Search code examples
x86inteltracebranch-predictionintel-pmu

What is the overhead of using Intel Last Branch Record?


Last Branch Record refers to a collection of register pairs (MSRs) that store the source and destination addresses related to recently executed branches. http://css.csail.mit.edu/6.858/2012/readings/ia32/ia32-3b.pdf document has more information in case you are interested.
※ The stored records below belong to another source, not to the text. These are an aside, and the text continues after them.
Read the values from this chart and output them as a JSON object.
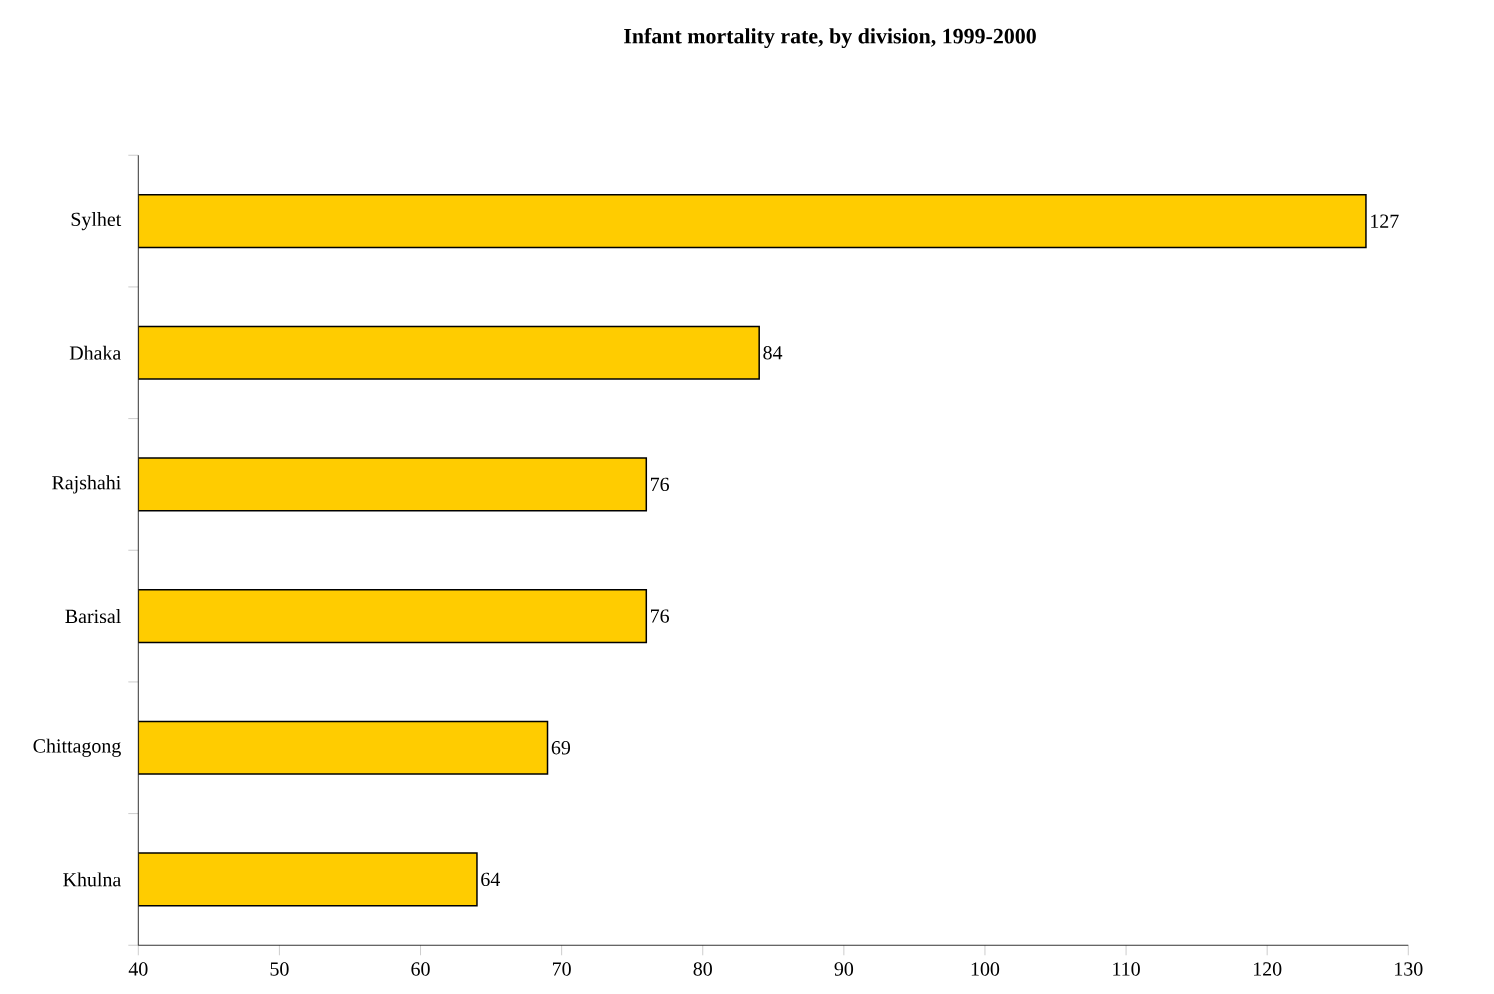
{
  "chart_data": {
    "type": "bar",
    "orientation": "horizontal",
    "title": "Infant mortality rate, by division, 1999-2000",
    "categories": [
      "Sylhet",
      "Dhaka",
      "Rajshahi",
      "Barisal",
      "Chittagong",
      "Khulna"
    ],
    "values": [
      127,
      84,
      76,
      76,
      69,
      64
    ],
    "color": "#ffcc00",
    "data_labels": true,
    "grid": false,
    "xlim": [
      40,
      130
    ],
    "xticks": [
      40,
      50,
      60,
      70,
      80,
      90,
      100,
      110,
      120,
      130
    ]
  }
}
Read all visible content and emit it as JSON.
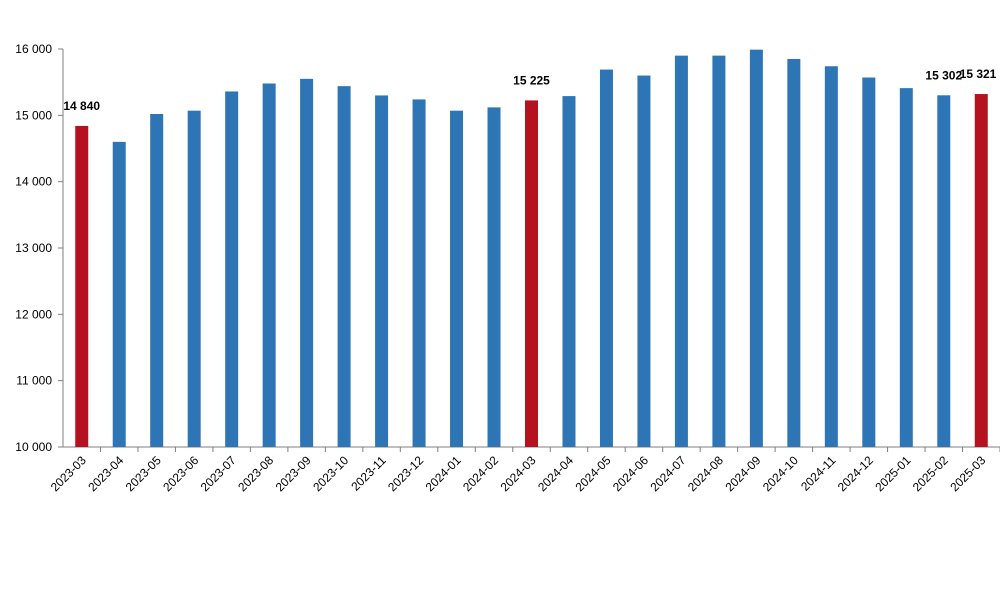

  • a) Can someone give an idea of how much LBR slows down program execution of common programs - both CPU and IO intensive ?
  • b) Will branch prediction be turned OFF when LBR tracing is ON ?

Solution

  • The paper Intel Code Execution Trace Resources (by Arium workers, Craig Pedersen and Jeff Acampora, Apr 29, 2012 ) lists three variants of branch tracing:

    • Last Branch Record (LBR) flag in the DebugCtlMSR and corresponding LastBranchToIP and LastBranchFromIP MSRs as well as LastExceptionToIP and LastExceptionFromIP MSRs.

    • Branch Trace Store (BTS) using either cache-as-RAM or system DRAM.

    • Architecture Event Trace (AET) captured off the XDP port and stored externally in a connected In-Target Probe.

    As said in page 2, LBR save information in MSRs, "does not impede any real-time performance," but is useful only for very short code ("effective trace display is very shallow and typically may only show hundreds of instructions."). Only saves info about 4-16 branches.

    BTS allows to capture many pairs of branch "From"s and "To"s, and stores them in cache (Cache-as-RAM, CAR) or in system DRAM. In case of CAR, trace depth/length is limited by cache sizes (and some constant); with DRAM trace length is almost unlimited. The paper estimates overhead of BTS as from 20 up to 100 percents due to additional memory stores. BTS on Linux is easy to use with proposed perf branch record (not yet in vanilla) or btrax project. perf branch presentation gives some hints about BTS organisation: there is BTS buffer, which contains "from", "to" fields, and "predicted flag". So, branch prediction is not turned off when using BTS. Also, when BTS buffer is filled up to max size, interrupt is generated. BTS-handling module in kernel (perf_events subsystem or btrax kernel module) should copy data from BTS buffer to other location in case of such interrupt.

    So, in BTS mode there are two sources of overhead: Cache/Memory stores and interrupts from BTS buffer overflow.

    AET uses external agent to save debug and trace data. This agent is connected via eXtended Debug Port (XDP) and interfaces with In-Target Probe (ITP). Overhead of AET "can have a significant effect on system performance, which can be several orders of magnitude greater" according to this paper, because AET can generate/capture more types of events. But the collected data storage is external to debugged platform.

    Paper's "Summary" says: 

    LBR has no overhead, but is very shallow (4–16 branch locations, depending on the CPU). Trace data is available immediately out of reset.

    BTS is much deeper, but has an impact on CPU performance and requires on-board RAM. Trace data is available as soon as CAR is initialized.

    AET requires special ITP hardware and is not available on all CPU architectures. It has the advantage of storing the trace data off board.